The goal of this notebook is to make functions to make recommendations for the data we scraped and then choose the function that makes the best recommendations

In [1]:
import pandas as pd

In [2]:
sim = pd.read_csv('../data_for_notebooks/recommendation_matrix.csv') 
sim_1 = pd.read_csv('../data_for_notebooks/recommendation_matrix_wo_tfidf.csv')
sim_2 = pd.read_csv('../data_for_notebooks/recommendation_matrix_w_lem.csv')
sim_3 = pd.read_csv('../data_for_notebooks/recommendation_matrix_w_lem_wo_tfidf.csv')
df = pd.read_csv('../data_for_notebooks/recomm_df.csv')
sim_cat = pd.read_csv('../data_for_notebooks/recommendation_df_cat.csv')

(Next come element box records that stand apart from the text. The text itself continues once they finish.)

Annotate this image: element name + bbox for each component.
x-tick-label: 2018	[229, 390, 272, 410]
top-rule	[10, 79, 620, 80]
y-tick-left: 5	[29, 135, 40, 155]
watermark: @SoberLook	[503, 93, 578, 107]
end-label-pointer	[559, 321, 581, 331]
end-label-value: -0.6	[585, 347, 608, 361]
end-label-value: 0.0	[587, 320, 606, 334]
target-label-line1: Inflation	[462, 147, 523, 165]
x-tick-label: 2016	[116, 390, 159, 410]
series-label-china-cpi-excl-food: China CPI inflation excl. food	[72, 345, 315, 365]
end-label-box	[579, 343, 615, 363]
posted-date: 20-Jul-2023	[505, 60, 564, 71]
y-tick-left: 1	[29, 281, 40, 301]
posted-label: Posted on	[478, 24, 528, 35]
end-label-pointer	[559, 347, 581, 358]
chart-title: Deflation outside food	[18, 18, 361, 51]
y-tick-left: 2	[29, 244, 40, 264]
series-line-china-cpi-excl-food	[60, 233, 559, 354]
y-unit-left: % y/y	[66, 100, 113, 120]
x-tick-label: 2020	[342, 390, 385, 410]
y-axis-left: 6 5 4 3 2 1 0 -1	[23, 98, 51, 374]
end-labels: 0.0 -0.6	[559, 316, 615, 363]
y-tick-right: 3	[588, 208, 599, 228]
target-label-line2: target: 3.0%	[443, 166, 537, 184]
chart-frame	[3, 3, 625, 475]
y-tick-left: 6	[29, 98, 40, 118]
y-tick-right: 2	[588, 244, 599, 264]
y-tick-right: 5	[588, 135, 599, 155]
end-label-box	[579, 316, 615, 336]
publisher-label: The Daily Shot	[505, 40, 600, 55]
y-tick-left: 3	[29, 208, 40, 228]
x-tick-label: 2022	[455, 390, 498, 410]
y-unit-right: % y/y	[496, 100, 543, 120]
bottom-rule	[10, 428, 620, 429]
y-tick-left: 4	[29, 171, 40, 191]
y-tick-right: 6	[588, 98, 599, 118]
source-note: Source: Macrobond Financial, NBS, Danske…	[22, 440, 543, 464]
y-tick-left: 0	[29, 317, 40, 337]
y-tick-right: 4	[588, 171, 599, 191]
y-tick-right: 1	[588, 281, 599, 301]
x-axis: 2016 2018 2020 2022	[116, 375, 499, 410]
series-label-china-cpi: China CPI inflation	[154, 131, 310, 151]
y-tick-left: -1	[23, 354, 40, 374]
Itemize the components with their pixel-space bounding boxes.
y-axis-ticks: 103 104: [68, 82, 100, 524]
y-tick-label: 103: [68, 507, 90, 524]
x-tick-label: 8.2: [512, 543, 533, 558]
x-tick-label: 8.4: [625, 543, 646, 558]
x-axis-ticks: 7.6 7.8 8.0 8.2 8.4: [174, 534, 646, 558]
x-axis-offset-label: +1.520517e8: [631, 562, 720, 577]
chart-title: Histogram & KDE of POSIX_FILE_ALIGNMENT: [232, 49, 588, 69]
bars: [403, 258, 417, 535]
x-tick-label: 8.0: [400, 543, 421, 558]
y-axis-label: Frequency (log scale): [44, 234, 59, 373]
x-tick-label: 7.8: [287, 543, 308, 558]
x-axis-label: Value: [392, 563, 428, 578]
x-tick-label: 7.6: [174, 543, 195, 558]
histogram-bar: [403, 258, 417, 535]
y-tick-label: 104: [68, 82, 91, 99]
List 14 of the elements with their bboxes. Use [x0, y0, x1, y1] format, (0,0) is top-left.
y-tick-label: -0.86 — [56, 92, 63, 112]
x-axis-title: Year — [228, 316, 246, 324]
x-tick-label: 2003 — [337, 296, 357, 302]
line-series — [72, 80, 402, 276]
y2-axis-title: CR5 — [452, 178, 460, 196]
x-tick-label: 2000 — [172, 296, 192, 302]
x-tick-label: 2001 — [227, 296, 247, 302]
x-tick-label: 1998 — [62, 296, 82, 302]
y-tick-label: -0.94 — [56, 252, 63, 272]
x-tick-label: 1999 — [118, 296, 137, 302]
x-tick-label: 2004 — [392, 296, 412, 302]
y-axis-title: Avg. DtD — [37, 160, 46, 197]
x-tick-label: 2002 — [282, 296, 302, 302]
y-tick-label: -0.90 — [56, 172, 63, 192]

Thus we have the following dataframes loaded: 

**sim** : similarity matrix with stemming and tfidf

**sim_1** : similarity matrix made without using tfidf but with stemming

**sim_2** : similarity matrix made with lemmatizing and tfidf

**sim_3** : similarity matrix made with lemmatization and without tfidf

**sim_cat** : similarity matrix made using category column and with stemming but without tfidf

**df** : dataframe with all the internships

In [3]:
# setting id column as index
sim.set_index('id', inplace = True)
sim_1.set_index('id', inplace = True)
sim_2.set_index('id', inplace = True)
sim_3.set_index('id', inplace = True)
sim_cat.set_index('id', inplace = True)

Making the recommendation function:

In [4]:
def make_recs(sim, df, i, n):
    '''
    returns a dataframe of top n recommendations, based on the similarity matrix provided and dataframe 
    provided, for a user who viewed the internship with the ith ID.
    
    INPUT:
    sim - similarity matrix(dataframe)
    df - original dataframe with all the data
    i - id of the internship that was viewed by the user
    n - top n recommendations to be made to the user 
    
    OUTPUT:
    recs_df - dataframe consisting of the recommended internships
    
    '''
    ith_series = sim.loc[:,str(i)]
    ith_series = ith_series.sort_values(ascending = False)
    recs = ith_series.head(n+1).index.tolist()
    
    # what might happen is that multiple elements attain maximum similarity value. Then it is possible that 
    # we don't get i in our recs. so for that the below is done. 
    if i in recs: 
        recs.remove(i)
    else:
        recs = recs[:-1]
        
    # below ensures that the order of the recommendations is as in recs cause otherwise the use of .isin
    # reorders recs in the way they appear in df, i.e, in ascending order
    recs_df = df[df.id.isin(recs)].set_index('id').T[recs].T.reset_index()
    
    return recs_df

Running an example below for all the similarity matrices :

In [5]:
# original internship viewed by the user
df[df.id == 110]

Unnamed: 0,id,job_title,company_name,job_loc,details,category,compensation,start,end,skills,href
106,110,hr recruitment intern,infytalent hr services,pune,we are looking for hr traineeresponsib...,human resources recruiter,paid,2019-02-17,2019-12-30,agreeableness,http://letsintern.com/internship/Human-Resourc...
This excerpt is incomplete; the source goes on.